自動放送のアナウンスがかかる。この後自動放送は淡々と停車駅を告げていく。次の停車駅は横浜だ。

 だが、今日ばかりはねずに夜を越すなんて事はしない。僕は背負っていた鞄を枕代わりに、小さいブランケットを体に掛けた。だが、ブランケットだけではさすがに小さすぎる。持っているコートも上に掛け、布団代わりにする。これだけでも安眠が約束されている気がする。旅の疲れからか、すぐに寝付いた。

 次に目が覚めた時、列車は急停車した。急ブレーキというのは寝ていてもよく分かるものだ。そして、何か嫌な感じがするのも同じだ。

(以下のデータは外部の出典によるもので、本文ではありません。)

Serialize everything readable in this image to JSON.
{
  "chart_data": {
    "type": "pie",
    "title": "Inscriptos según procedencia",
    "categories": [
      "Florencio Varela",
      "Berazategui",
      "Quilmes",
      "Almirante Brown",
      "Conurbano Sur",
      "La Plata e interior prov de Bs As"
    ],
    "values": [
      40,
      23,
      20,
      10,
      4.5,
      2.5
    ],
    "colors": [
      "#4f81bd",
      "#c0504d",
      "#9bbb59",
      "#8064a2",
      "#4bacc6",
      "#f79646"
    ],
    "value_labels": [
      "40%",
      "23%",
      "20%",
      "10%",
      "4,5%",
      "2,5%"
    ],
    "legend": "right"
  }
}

 だが、それに関するアナウンスはない。それもそのはず。寝台特急では「お休み放送」がなされた後の車内放送は翌日の「おはよう放送」までない。あるのは緊急の時だけだ。時間はまもなく1時であるから、当然だ。

「・・・。」

気になると寝れなくなる。他の乗客を起こさないようにゆっくりと寝台から出た。車掌に事情を聞いてみるか・・・。聞いた結果は14号車でSOSボタンが押されたからと言うもの。聴きに行っている間に列車は動き始めたので、それほど緊急でも無かったと言うことだろう。

 1時16分。列車が減速を開始。浜松(はままつ)に到着するのだ。定刻であれば1時12分に浜松(はままつ)停車であるから、だいたい5分遅れだ。

姫路(ひめじ)に着くまでの間に5分くらいなら取り戻すかな・・・。)

僕はそう思いながら、2度寝に入った。